The goal of this phase is to maximize the impact of the initial compromise and to gain a better understanding of the target's security posture.

This can involve installing backdoors for repeat access, pivoting to other systems within the target's network, and collecting sensitive data such as passwords, confidential documents, and other sensitive information, before covering your tracks.

This way it gives a truly accurate experience of what it's like to be hacked. Also, it helps show gaps in their detection, if you can hack without them even knowing it happened.

Fun fact: It’s almost never the most secure system that’s hacked. But rather access from a smaller system gives a backdoor to the more secure option.

For example

There was a state of robberies in 2021, where hackers would gain access to users' smart devices (usually their fridge), and then backdoor onto the secure wi-fi network, and turn off the home security systems.

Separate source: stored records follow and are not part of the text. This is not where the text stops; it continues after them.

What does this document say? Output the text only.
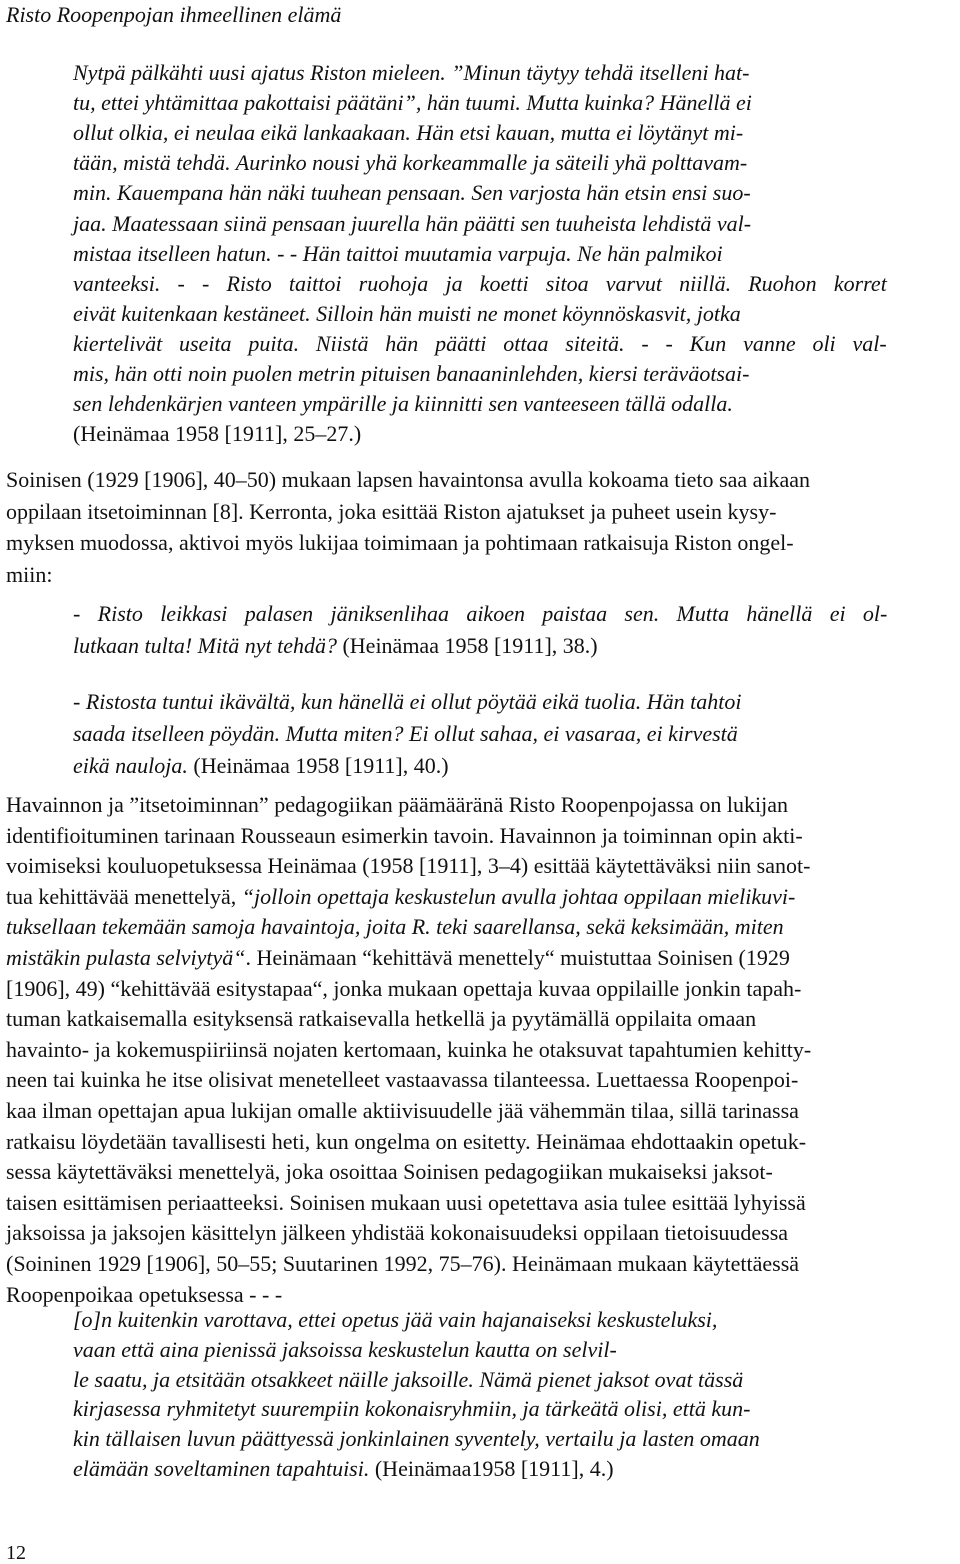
Risto Roopenpojan ihmeellinen elämä
Nytpä pälkähti uusi ajatus Riston mieleen. ”Minun täytyy tehdä itselleni hat-
tu, ettei yhtämittaa pakottaisi päätäni”, hän tuumi. Mutta kuinka? Hänellä ei
ollut olkia, ei neulaa eikä lankaakaan. Hän etsi kauan, mutta ei löytänyt mi-
tään, mistä tehdä. Aurinko nousi yhä korkeammalle ja säteili yhä polttavam-
min. Kauempana hän näki tuuhean pensaan. Sen varjosta hän etsin ensi suo-
jaa. Maatessaan siinä pensaan juurella hän päätti sen tuuheista lehdistä val-
mistaa itselleen hatun. - - Hän taittoi muutamia varpuja. Ne hän palmikoi
vanteeksi. - - Risto taittoi ruohoja ja koetti sitoa varvut niillä. Ruohon korret
eivät kuitenkaan kestäneet. Silloin hän muisti ne monet köynnöskasvit, jotka
kiertelivät useita puita. Niistä hän päätti ottaa siteitä. - - Kun vanne oli val-
mis, hän otti noin puolen metrin pituisen banaaninlehden, kiersi teräväotsai-
sen lehdenkärjen vanteen ympärille ja kiinnitti sen vanteeseen tällä odalla.
(Heinämaa 1958 [1911], 25–27.)
Soinisen (1929 [1906], 40–50) mukaan lapsen havaintonsa avulla kokoama tieto saa aikaan
oppilaan itsetoiminnan [8]. Kerronta, joka esittää Riston ajatukset ja puheet usein kysy-
myksen muodossa, aktivoi myös lukijaa toimimaan ja pohtimaan ratkaisuja Riston ongel-
miin:
- Risto leikkasi palasen jäniksenlihaa aikoen paistaa sen. Mutta hänellä ei ol-
lutkaan tulta! Mitä nyt tehdä? (Heinämaa 1958 [1911], 38.)
- Ristosta tuntui ikävältä, kun hänellä ei ollut pöytää eikä tuolia. Hän tahtoi
saada itselleen pöydän. Mutta miten? Ei ollut sahaa, ei vasaraa, ei kirvestä
eikä nauloja. (Heinämaa 1958 [1911], 40.)
Havainnon ja ”itsetoiminnan” pedagogiikan päämääränä Risto Roopenpojassa on lukijan
identifioituminen tarinaan Rousseaun esimerkin tavoin. Havainnon ja toiminnan opin akti-
voimiseksi kouluopetuksessa Heinämaa (1958 [1911], 3–4) esittää käytettäväksi niin sanot-
tua kehittävää menettelyä, “jolloin opettaja keskustelun avulla johtaa oppilaan mielikuvi-
tuksellaan tekemään samoja havaintoja, joita R. teki saarellansa, sekä keksimään, miten
mistäkin pulasta selviytyä“. Heinämaan “kehittävä menettely“ muistuttaa Soinisen (1929
[1906], 49) “kehittävää esitystapaa“, jonka mukaan opettaja kuvaa oppilaille jonkin tapah-
tuman katkaisemalla esityksensä ratkaisevalla hetkellä ja pyytämällä oppilaita omaan
havainto- ja kokemuspiiriinsä nojaten kertomaan, kuinka he otaksuvat tapahtumien kehitty-
neen tai kuinka he itse olisivat menetelleet vastaavassa tilanteessa. Luettaessa Roopenpoi-
kaa ilman opettajan apua lukijan omalle aktiivisuudelle jää vähemmän tilaa, sillä tarinassa
ratkaisu löydetään tavallisesti heti, kun ongelma on esitetty. Heinämaa ehdottaakin opetuk-
sessa käytettäväksi menettelyä, joka osoittaa Soinisen pedagogiikan mukaiseksi jaksot-
taisen esittämisen periaatteeksi. Soinisen mukaan uusi opetettava asia tulee esittää lyhyissä
jaksoissa ja jaksojen käsittelyn jälkeen yhdistää kokonaisuudeksi oppilaan tietoisuudessa
(Soininen 1929 [1906], 50–55; Suutarinen 1992, 75–76). Heinämaan mukaan käytettäessä
Roopenpoikaa opetuksessa - - -
[o]n kuitenkin varottava, ettei opetus jää vain hajanaiseksi keskusteluksi,
vaan että aina pienissä jaksoissa keskustelun kautta on selvil-
le saatu, ja etsitään otsakkeet näille jaksoille. Nämä pienet jaksot ovat tässä
kirjasessa ryhmitetyt suurempiin kokonaisryhmiin, ja tärkeätä olisi, että kun-
kin tällaisen luvun päättyessä jonkinlainen syventely, vertailu ja lasten omaan
elämään soveltaminen tapahtuisi. (Heinämaa1958 [1911], 4.)
12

This is why the recon and scanning are so important so that you can find any way onto the system.

Step #5: Reporting your findings

Finally, the tester collects all the data obtained from the previous phases and generates a comprehensive report.

This generally summarizes:

• Any interesting findings (such as open source data that could be removed)
• Any vulnerabilities that were uncovered
• The techniques used to exploit them
• The potential impact of a successful attack
• As well as any recommendations on how to enhance the target's security posture and address the identified vulnerabilities

This phase of the penetration test is crucial as it offers significant information to the client to enhance their security posture and make informed security decisions.

Is your system safe? Go check now!

As you can see, ethical hacking can be a lot of fun, and it's a really interesting process to work with. You get to play at being a bad guy, a detective, a spy, and much more - all while being paid well for it!

And although I’ve simplified this process for the purposes of this post, these are the exact broad steps that you take:

• Recon
• Scan
• Exploit
• Gain further access, and
• Report

You might try a few other things but this is the general path you would take, so why not give it a go for yourself? You could run the same tests to find vulnerabilities in your current systems, or even dive deeper and make this your new career.